During the nine months ended September 30, 2021, the Company earned $3.1 million in advisory fees from entities controlled by a member of the Board of Directors, which are included in Revenues on the Condensed Consolidated Statements of Operations. The Company may earn additional advisory fees from these related entities in future periods.
In September 2021, Perella Weinberg UK Limited, Professional Partners and certain partners (including one partner who serves as a Company director and co-president) entered into a reimbursement agreement, pursuant to which such partners directed Professional Partners to pay distributions related to their ACUs first to a subsidiary of the Company, so that the subsidiary can make employment income tax payments on such distributions to the appropriate non-US authorities.

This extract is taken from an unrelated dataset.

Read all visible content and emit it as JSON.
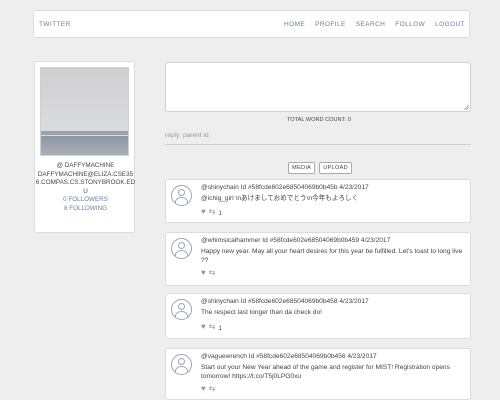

Related Party Transactions
Asset Management Business / PWP Capital Holdings LP
Prior to the Separation of the Asset Management business, PWP Holdings LP held a centralized cash pool and paid for shared costs including compensation for corporate support functions and non-compensation costs such as rent, occupancy, professional services, information technology and communication costs. Such costs were paid on behalf of the Asset Management business and allocated to the Asset Management business on a specific identification basis or on a pro-rata basis of headcount, relative usage or another basis depending on the nature of the expense. The balances of these costs paid on behalf of the Asset Management business are considered amounts due from related parties. The amounts due from the Asset Management business which were settled in cash are reflected as Due from related parties on the Consolidated Statements of Financial Condition.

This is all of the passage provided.